Yes, yes, I've studied thermodynamics in school. I know what a calorie is. Simply, I don't think that the body is quite as clear cut as science would like to make it out, having experienced the fact that some people can eat what they want, when they want, and still not gain weight.
I know of people who can cut many calories from their diets, and still not lose.
I wouldn't say that I posess a great amount of naïveté, but I am one of those people who deign to accrue knowledge from personal experience.
Do you really think that science will be the same, for eternity? That new discoveries on nutrition and the nature of physics itself will never be made, and that, in time, those new theories will be rendered obsolete as well? Even science itself is not a proven thing, in fact, the best that we can come up with are hyptheses -- nothing is, has ever been, or ever will be, a surity.
And yes, perhaps I do laugh at the notion of science and logic, because in actuality, we know nothing![]()
Very interesting. Very wrong, but very interesting. About the only think I agreed with you on is the fact that we know nothing. And science will surely change, thank the Lord.

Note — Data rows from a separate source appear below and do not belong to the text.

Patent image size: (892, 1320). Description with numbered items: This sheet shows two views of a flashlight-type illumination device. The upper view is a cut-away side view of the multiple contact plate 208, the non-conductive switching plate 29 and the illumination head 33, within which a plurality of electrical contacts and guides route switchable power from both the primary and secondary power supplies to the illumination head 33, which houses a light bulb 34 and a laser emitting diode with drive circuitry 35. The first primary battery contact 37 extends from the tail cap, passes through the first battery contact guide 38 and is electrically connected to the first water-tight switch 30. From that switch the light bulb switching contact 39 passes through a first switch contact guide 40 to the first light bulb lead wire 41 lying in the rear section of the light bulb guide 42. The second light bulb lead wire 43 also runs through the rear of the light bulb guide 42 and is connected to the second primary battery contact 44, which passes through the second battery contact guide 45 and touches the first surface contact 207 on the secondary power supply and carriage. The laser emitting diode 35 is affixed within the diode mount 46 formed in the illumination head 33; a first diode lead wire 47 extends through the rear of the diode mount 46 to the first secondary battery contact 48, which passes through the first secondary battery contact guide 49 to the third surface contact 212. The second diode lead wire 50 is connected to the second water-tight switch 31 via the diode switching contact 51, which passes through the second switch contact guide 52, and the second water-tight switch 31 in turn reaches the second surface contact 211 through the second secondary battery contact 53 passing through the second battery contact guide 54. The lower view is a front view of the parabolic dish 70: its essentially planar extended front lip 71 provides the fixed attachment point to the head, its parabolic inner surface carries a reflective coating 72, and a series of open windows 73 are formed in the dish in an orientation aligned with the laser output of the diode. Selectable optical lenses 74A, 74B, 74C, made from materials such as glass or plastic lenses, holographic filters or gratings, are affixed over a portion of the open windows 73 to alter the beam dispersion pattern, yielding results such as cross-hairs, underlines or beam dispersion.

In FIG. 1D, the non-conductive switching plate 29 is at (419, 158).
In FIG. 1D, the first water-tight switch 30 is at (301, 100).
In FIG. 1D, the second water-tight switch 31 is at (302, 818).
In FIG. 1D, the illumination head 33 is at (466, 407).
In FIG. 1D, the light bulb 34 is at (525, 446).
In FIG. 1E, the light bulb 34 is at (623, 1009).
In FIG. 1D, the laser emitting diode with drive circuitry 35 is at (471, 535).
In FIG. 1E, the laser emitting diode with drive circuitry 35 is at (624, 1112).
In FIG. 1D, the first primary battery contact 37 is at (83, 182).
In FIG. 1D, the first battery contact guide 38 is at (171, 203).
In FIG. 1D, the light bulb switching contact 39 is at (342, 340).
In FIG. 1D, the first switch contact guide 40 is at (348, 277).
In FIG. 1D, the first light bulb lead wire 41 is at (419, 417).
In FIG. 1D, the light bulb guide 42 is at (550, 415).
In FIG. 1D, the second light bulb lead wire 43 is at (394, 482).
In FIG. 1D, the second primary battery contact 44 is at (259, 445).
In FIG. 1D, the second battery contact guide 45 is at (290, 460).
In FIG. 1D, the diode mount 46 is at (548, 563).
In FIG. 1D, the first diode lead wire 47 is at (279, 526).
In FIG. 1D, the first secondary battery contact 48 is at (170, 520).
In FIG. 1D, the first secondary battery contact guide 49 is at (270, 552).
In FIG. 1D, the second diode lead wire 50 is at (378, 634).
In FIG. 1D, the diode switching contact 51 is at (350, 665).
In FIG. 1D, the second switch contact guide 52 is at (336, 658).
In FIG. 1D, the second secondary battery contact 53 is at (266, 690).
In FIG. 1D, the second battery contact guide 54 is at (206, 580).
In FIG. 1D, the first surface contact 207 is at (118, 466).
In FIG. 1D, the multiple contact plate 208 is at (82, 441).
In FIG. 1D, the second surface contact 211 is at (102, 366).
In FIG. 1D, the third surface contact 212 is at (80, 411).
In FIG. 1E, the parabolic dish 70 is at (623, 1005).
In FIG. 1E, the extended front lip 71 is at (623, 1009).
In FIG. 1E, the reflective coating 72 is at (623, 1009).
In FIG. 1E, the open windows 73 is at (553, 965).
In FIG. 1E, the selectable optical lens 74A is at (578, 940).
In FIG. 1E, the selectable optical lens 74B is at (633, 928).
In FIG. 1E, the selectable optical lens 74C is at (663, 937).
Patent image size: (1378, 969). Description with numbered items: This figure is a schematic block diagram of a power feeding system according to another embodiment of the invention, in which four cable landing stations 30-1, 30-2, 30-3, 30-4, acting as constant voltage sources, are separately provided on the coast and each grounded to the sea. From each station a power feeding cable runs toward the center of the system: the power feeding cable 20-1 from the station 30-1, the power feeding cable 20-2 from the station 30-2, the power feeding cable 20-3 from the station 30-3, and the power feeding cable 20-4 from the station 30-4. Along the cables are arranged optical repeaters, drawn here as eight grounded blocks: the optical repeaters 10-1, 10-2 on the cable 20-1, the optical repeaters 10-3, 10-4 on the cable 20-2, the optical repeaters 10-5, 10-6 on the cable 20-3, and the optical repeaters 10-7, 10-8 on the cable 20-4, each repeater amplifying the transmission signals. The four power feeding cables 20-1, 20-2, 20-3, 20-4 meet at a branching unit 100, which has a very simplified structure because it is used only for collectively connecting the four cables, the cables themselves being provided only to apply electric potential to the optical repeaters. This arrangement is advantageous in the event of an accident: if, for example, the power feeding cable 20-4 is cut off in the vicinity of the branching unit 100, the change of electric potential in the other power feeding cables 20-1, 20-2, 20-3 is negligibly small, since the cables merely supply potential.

Besides that pseudo nonsense you speak of (nonsense that I actually agree with), you speak nothing of solid fact. Did it ever cross your mind that we are each metabolically unique? And because of this, some people will be able to burn off calories very quickly, while others can not? A calorie is a calorie. Science has proven this. Energy is a very simplistic concept of thermodynamics that I am pretty sure will not change. You either use energy, or you store it. Nothing really left to discover.
How do you tie vegetarianism into this whole "concept" you have going on here. Somehow, meat makes you fat? You seem to be talking in circles.